In turn, Republicans have sought to cast Biden as anything but a moderate or political bridge builder and pounced on remarks he made shortly after landing in Phoenix about calls within the Democratic Party to add seats to the U.S. Supreme Court if Trump’s nominee, Amy Coney Barrett, is installed.

Biden refused to answer the question, just as Harris had refused in a vice presidential debate the previous evening in Salt Lake City.

“You will know my opinion on court-packing when the election is over,” Biden said.

Republicans have argued that voters have a right to know Biden’s position on an idea now wholeheartedly endorsed by some lawmakers within his own party.

But Biden has avoided the issue, arguing it as an attempt by Republicans to shift attention away from their efforts to appoint Coney Barrett to the U.S. Supreme Court over widespread objections. Polling shows voters are split on the move in some key states. In a poll by Suffolk University and The USA TODAY Network published last week, 43% of voters surveyed said the Senate should vote on a nominee before the end of the president’s term while 51% said it should not.

As Biden and Harris visited Arizona, voters participated in the second day of early voting.
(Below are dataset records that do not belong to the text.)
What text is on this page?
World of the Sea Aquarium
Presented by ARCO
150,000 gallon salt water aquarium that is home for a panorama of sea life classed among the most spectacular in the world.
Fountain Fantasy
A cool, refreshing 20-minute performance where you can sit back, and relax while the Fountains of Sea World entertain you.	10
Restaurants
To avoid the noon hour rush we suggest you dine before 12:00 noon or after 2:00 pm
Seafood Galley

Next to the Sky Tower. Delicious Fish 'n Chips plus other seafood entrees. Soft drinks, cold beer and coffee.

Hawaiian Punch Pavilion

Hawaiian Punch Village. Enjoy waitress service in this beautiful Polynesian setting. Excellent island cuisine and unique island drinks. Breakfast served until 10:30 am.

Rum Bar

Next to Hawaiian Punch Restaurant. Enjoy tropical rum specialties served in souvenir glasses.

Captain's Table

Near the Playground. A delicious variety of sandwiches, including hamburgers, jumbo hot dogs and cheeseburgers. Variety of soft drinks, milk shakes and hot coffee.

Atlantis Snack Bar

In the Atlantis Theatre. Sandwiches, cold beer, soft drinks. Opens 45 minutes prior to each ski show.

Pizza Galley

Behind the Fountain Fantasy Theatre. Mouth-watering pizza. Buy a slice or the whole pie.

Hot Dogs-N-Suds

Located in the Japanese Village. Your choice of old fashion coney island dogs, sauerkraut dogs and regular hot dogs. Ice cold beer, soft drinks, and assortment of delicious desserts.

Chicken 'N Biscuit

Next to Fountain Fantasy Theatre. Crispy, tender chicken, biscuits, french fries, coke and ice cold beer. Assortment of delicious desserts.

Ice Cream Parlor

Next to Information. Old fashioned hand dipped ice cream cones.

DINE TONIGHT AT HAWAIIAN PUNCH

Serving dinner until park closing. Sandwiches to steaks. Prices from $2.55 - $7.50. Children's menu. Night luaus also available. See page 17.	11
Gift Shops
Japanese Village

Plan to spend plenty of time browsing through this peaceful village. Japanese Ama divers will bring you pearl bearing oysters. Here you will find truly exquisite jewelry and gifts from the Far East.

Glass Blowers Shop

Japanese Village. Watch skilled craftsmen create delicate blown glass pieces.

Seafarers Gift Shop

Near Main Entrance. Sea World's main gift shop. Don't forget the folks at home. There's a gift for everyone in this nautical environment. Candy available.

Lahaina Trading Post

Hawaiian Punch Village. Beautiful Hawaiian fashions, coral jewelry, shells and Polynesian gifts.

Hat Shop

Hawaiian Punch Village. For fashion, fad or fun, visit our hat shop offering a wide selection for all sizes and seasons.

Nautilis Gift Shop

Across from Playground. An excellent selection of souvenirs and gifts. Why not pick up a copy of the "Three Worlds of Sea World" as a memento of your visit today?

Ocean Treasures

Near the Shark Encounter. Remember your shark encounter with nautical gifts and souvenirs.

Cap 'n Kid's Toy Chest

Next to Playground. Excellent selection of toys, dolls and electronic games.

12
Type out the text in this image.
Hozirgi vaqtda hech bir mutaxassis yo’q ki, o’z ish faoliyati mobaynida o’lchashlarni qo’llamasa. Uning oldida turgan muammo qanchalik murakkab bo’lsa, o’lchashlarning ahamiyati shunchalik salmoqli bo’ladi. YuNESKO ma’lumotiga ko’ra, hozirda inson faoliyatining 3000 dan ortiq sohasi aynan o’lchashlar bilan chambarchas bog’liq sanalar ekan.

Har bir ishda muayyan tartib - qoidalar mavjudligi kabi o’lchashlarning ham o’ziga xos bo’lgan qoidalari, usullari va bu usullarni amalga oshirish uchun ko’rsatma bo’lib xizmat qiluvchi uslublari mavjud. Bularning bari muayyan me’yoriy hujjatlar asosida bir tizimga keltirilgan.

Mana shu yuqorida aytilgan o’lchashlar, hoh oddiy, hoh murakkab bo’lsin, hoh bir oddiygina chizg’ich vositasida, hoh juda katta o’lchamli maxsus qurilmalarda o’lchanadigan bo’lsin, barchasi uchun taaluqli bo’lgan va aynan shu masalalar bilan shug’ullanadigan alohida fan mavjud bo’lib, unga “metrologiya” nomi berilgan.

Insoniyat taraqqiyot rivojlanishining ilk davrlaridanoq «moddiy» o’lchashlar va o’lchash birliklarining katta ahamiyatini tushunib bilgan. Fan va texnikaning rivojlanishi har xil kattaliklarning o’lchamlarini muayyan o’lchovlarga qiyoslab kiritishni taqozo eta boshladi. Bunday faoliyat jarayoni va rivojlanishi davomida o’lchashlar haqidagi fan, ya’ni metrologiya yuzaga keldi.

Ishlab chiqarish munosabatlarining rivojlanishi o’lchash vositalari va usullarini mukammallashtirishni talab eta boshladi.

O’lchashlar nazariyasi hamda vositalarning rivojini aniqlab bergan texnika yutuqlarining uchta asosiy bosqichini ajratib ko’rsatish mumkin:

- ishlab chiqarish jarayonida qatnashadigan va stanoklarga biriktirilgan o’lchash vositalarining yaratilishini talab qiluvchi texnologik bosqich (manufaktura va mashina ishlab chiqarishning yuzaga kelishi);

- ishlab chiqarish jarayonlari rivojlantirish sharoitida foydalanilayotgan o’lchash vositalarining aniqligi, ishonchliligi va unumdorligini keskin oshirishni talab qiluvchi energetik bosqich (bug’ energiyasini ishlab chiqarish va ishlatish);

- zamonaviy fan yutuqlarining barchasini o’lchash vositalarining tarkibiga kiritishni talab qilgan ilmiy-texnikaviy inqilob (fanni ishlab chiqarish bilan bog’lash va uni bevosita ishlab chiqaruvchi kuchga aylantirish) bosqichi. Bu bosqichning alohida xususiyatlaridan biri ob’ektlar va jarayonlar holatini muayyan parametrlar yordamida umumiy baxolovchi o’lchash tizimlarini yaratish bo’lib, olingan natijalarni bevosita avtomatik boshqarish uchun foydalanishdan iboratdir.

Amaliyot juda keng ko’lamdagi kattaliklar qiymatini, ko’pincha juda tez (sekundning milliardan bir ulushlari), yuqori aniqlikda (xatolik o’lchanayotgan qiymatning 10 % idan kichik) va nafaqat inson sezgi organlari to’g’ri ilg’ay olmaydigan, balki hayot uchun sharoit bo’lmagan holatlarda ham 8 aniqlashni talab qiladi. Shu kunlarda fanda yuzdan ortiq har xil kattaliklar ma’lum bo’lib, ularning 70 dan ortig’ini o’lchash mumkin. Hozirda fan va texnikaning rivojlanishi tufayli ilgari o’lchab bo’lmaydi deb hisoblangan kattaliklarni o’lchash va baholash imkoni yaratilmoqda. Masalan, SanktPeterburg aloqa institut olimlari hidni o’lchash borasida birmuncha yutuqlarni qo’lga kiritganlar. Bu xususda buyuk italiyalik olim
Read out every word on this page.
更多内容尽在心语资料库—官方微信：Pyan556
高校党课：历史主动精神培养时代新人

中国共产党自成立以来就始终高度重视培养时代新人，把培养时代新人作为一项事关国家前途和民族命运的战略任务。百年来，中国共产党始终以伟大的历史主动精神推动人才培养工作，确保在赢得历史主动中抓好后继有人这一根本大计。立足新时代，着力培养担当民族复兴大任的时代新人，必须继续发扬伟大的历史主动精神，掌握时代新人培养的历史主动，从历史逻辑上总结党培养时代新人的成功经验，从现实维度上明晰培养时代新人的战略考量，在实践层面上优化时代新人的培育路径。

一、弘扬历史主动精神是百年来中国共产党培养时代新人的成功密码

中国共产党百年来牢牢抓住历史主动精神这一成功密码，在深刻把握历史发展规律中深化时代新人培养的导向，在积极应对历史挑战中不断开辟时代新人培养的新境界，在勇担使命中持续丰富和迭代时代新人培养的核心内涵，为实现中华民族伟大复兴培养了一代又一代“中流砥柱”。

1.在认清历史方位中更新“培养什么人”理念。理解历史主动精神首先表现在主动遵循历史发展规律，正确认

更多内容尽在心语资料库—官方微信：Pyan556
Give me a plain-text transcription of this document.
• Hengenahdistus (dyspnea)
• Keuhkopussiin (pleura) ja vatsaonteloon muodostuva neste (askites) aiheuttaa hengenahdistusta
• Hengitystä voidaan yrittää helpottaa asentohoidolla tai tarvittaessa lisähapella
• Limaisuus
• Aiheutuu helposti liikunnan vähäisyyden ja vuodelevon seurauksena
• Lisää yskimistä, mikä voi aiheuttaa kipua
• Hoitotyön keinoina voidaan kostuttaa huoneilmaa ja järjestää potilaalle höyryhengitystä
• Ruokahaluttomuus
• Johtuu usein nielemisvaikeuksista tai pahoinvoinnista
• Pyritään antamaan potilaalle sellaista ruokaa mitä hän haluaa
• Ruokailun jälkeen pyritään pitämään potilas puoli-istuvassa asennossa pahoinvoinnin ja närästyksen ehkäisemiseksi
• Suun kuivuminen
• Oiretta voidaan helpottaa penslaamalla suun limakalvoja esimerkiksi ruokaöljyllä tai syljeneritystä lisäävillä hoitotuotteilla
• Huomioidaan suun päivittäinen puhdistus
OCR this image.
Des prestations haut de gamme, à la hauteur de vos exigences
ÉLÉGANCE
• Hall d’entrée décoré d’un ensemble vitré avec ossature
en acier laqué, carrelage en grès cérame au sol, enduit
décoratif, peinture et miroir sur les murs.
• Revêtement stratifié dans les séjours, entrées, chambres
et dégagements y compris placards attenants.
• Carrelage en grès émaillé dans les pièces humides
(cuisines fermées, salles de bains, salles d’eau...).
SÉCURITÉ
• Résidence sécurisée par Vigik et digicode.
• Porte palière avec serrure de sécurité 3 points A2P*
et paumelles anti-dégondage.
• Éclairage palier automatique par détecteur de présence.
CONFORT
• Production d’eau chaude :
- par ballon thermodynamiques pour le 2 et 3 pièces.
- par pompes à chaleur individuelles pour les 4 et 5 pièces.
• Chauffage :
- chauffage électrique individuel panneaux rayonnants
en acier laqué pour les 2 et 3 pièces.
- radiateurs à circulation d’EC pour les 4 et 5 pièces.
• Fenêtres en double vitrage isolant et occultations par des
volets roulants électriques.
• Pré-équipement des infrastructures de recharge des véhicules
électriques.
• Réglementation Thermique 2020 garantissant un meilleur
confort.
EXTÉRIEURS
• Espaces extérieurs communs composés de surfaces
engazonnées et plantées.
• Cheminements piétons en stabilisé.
In fact, the presidential campaigns seemed to converge on Arizona all in an afternoon.

Vice President Mike Pence made his own visit to the Phoenix metro area, speaking to supporters at a tactical gear shop in Peoria. It was Pence's fourth trip to Arizona this year.

Trump remained at the White House Thursday after news last week he tested positive for COVID-19 and his hospitalization over the weekend. But he called into Fox Business on Thursday to discuss the previous evening's debate and called Harris a "monster" and "communist." Harris did not respond to the remarks when asked in Phoenix, but Biden said the remarks were "despicable" and "beneath the office of the presidency."

Ballots are in the mail to millions of voters who have requested one. While voting early in-person has not been as popular as voting by mail in recent elections, 2,922 people voted in person around Maricopa County on Wednesday, up from 847 during the first day of early voting in 2016, according to Recorder Adrian Fontes.

But with voting already underway, the small scale campaign events raise a novel question.

If a candidate comes to town and hardly anyone sees him, does it change the race?

“A lot of the electorate is locked in and not very persuadable,” said Kyle Kondik of the University of Virginia Center for Politics. “However, I think we also have to remember that campaigns only have a limited number of options to try to reach voters.”

While candidates can air a lot of television ads — and they are — visits like this can attract attention and excitement in a different way. The visits also generate local media coverage.

A visit by a presidential candidate also signals a state’s importance in the race, Kondik added. Trump has come to Arizona five times this year.

“Arizona is a very important state for both candidates, and Biden’s visit tells us that he sees it as important too,” he said.

While Biden and Harris have made nods to the state's Latino, faith-based voters and seniors this election cycle, they have focused their physical appearances in other battleground states, such as Florida and Pennsylvania. 

However, Arizona is a must-win for both parties after Trump's narrow win in 2016 over Democrat Hillary Clinton by just 3.5 percentage points. 

Nationally, polling averages as calculated by the polling tracker FiveThirtyEight show Biden with a 9.5% lead. In Arizona, according to the tracker, Biden has a 4.4% lead over Trump. 

The Democrats’ appearance in Phoenix makes good on a promise Biden made in August to visit the state sometime after Labor Day.

And a win for a Democratic presidential candidate here would mark a political shift for the state as none of the party’s nominees have won Arizona since Bill Clinton in 1996. Before him, it was Harry Truman in 1948.

That political shift is palpable for supporters like Carol Blackman, a Phoenix retiree who volunteers on the campaign.

“After the first debate,” she said while awaiting Biden and Harris at the union hall, “the phones were ringing with people volunteering to do phone banking.”

Republic reporter José-Ignacio Castañeda Perez contributed to this story.